Well, today is the Rev. Martin Luther King's
birthday, January 15th, the REAL day he was born not the one created
by the US gov't (January 20th this year). As instituted by the gov’t, it's
celebrated on the third Monday in January. The same change has moved Washington's
birth day and Lincoln's birth day in February. The two days have been combined
into President's Day on the official time table. Whatever. I guess industry
complained about how too many days off for the masses slow the grinding wheel
of capitalism. Anyhoo, silly me acknowledges a person's birthday on the day the
person was born not when it's convenient for me.
With the passing of Nelson Mandela, his treatment
and portrayal in the mainstream press as a grandfatherly, benign, smiling
figure bugged the hell out of me. From most press reports, one would think this
man had spent hard time on Robben Island because he'd littered. Of course Faux
News had to mention that he was a Communist. So, still after that, one was left with the
impression that he went to jail because he'd been a littering Communist.
Anyway, the man got life in prison because he'd
demanded better for his people. He wanted freedom.

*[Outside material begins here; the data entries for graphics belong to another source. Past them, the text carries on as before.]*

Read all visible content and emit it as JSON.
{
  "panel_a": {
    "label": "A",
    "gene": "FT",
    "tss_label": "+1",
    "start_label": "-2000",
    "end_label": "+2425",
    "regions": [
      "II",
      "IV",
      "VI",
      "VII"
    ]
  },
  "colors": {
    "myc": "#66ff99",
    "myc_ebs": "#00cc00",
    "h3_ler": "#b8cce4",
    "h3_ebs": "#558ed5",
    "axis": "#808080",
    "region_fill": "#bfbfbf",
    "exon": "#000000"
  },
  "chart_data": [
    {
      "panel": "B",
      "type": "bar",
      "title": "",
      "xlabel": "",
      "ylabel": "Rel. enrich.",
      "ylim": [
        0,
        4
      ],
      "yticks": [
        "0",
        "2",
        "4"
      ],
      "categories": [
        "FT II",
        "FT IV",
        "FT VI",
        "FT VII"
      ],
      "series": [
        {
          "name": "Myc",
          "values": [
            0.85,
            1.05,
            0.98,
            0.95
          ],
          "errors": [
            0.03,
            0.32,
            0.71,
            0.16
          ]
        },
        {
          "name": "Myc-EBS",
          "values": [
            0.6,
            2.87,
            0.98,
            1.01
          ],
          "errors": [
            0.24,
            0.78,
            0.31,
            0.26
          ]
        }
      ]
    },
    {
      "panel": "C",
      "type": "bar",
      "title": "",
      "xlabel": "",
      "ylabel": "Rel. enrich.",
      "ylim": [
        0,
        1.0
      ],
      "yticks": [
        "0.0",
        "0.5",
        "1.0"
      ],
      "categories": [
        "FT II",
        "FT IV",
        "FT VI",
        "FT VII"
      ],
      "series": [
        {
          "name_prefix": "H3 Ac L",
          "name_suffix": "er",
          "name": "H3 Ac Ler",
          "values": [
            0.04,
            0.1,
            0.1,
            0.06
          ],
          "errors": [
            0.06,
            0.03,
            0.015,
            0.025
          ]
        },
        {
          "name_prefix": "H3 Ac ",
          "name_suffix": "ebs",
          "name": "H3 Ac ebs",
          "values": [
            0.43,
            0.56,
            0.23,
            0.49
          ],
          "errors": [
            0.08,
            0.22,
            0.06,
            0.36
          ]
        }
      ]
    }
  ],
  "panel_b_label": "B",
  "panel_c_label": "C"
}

At any cost. He'd
seriously broken the law, accepted his fate and had refused to change his beliefs
when caught (with the help of the CIA). In fact at his trial he stated that he
was willing to die for his beliefs because he was not budging one iota on his
stance. So, instead of death, off to a lifetime of prison he went.
In the end after corporations were boycotted and
pushed to divest in South Africa or else by the activist African-American
community in the US and scads of other people of many races and creeds of the
same mind, the government of South Africa blinked and Nelson Mandela was
released. He'd done 27 years by then.
At the time of his death he'd outlived all of his
oppressors and the best that mainstream US news outlets could do was to swing
between "grandfather" and "Communist."
Good freakin' Lord!
Tell the truth! He was a staunch believer in
dismantling a system that had become comfortable in grinding it's boot heels on
the necks of South Africa's indigenous population. He was willing to blow it
apart. He was a head-knocker of the first degree and had embraced his shadow
side. He was a multi-faceted human being.
Which brings me back to Martin Luther King, Jr. His
influence has been blunted by mainstream media. With the celebration of each
passing MLK holiday, someone, somewhere reads “I Have a Dream” in front of his
statue on a plaza or at a gathering, people have the day off, stores throw weekend-long sales.
MLK has become a safe benign figure and commodity whose words from one speech have encased
him in time in the role of quiet peacemaker.
MLK was a profoundly different man at the end of
his life in 1968. He was light years away from the young preacher who'd spoken in D. C. in 1963. His
"I Have a Dream" speech has been co-opted and misinterpreted so many
times that its meaning has been severely diluted. Constant repetition of that one speech makes one think that the only thing the man did was sleep! Even the schizophrenic GOP has twisted
it to their means. UGH!
Like Mandela, Dr. King had been arrested. Like
Mandela, King's movements had been trailed. In his case, he'd been watched by the FBI
of J. Edgar Hoover. And before he woke up and smelled the coffee, Robert F. Kennedy had not been
an ally. Sadly, he'd be murdered a month after King. The five years between '63 and '68 had changed King greatly. He no
longer thought being peaceful was going to get the oppressed anywhere. His last
speechs before he was assassinated held all his new thoughts. Yet, they are
rarely, if ever, quoted. He was on board for Johnson's War on Poverty program
but spoke out against how it was not enough because funds for the program were
being siphoned off for the Vietnam War. He was against war period and even more
so against one that was taking from the poor to escalate action in SE Asia.
At his demise, he'd been organizing and helping garbage workers get more money for their thankless jobs. Speaking up for the poor and against the war earns no one friends in high places. Only enemies. Dr. King knew this and pressed on anyway. He had seen more, had heard more and was probably pissed at being dicked
around. Yes, the King killed at 39 was markedly different than the 33 -34 years
young preacher of "I Have a Dream" renown. And by 1968 he was aware
that this change could get him killed. And it did.
And how do we commemorate him decades after the
March on Washington, his fight for the overlooked and his murder? We throw
appliance sales, car sales and dumb-assed freedom-to-twerk parties. Yeah, I said it. D-U-M-B-A-S-S-E-D. We attend breakfasts where speakers give lackluster, rote
re-readings of select parts of the "I Have a Dream" speech. We celebrate a
whitewashing of his warrior legacy.
I truly hope Nelson Mandela's warrior legacy
fares better.
Thank you, Dr. King, and Happy Birth Day!